While the process of employment verification is well within the abilities of most hiring managers and HR teams, the time and effort required for placing numerous calls and the need to be available for callbacks can make “DIY” employment verification a burden for hiring companies. Delegating the task to a dedicated background check provider such as GoodHire, with the resources needed to conduct thorough background checks quickly and efficiently, can save time and frustration and is often highly cost-effective.
What Information Can Previous Employers Share About A Candidate?
Federal laws don’t limit what past employers can or cannot reveal about former employees, but most states have laws restricting the information employers can share, and to whom they can disclose it. In addition, a growing number of states prohibit employers from asking about a prospective employee’s salary history. If an employer is unfamiliar with those laws, its employment verification efforts could inadvertently violate the law.
And while not necessarily compelled to by law, many employers make it policy to restrict the type of information they will disclose, such as the past employees’ job titles, the start and end dates of their employment and, where permitted, their salaries.

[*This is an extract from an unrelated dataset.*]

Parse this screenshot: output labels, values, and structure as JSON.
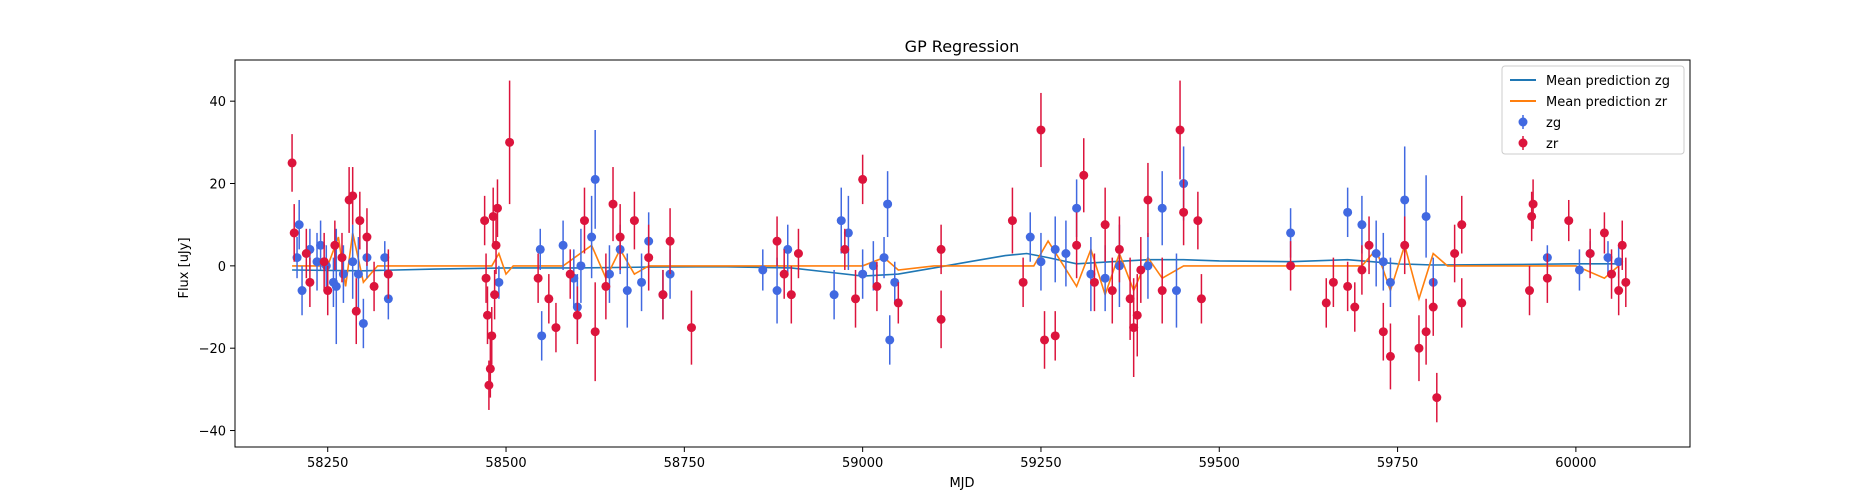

Working with a background check provider that’s a consumer reporting agency (CRA) is an option many hiring companies choose to avoid inadvertently running up against state laws. CRAs such as GoodHire are versed in compliance with FCRA and the many state and local fair hiring laws and can help you steer clear of compliance concerns.
EMPLOYMENT VERIFICATION VS REFERENCE CHECK
Employment verification differs from reference checking. Each employment verification ascertains that an applicant worked for one employer listed on their resume and verifies their job title(s) and dates of that employment. On the other hand, when conducting a reference check, a prospective employer or manager may attempt to learn additional information about the candidate from his or her previous employer, such as:
- Terms on which the person’s employment ended
- Whether the past employer would consider re-hiring the person
- If the employee has job skills required for the open position
- Whether the individual showed work improvement in their job, earned promotions, or made other advancements during their tenure
- How much the applicant earned while employed there
Concern about potential libel litigation and the growing popularity of laws forbidding disclosure of past earnings have made many HR professionals reluctant to provide references.
What Is the Best Way To Verify Candidates’ Employment History?
Verifying employment history is an important step in evaluating a job candidate. It can help confirm the individual’s experience and level of previous job responsibility. It also helps root out “resume padding” and other efforts to falsify work history — signs of poor character and potential pitfalls for an employer who hires an unqualified applicant.
The best approach to verifying candidates’ employment histories is easy to state, but harder to execute efficiently:
- Check with every workplace listed on each applicant’s resume
- Use independently obtained phone numbers whenever possible
- Confirm if and when the candidate worked there and what job title(s) they held
- Comply with the federal Fair Credit Reporting Act, and applicable federal and state fair hiring laws
Employment history verification takes a dedicated, focused effort that conflicts with the work demands of many busy hiring managers and HR pros, and that’s one reason so many of them rely on background check experts like GoodHire to do the job thoroughly and efficiently.
The resources provided here are for educational purposes only and do not constitute legal advice. We advise you to consult your own counsel if you have legal questions related to your specific practices and compliance with applicable laws.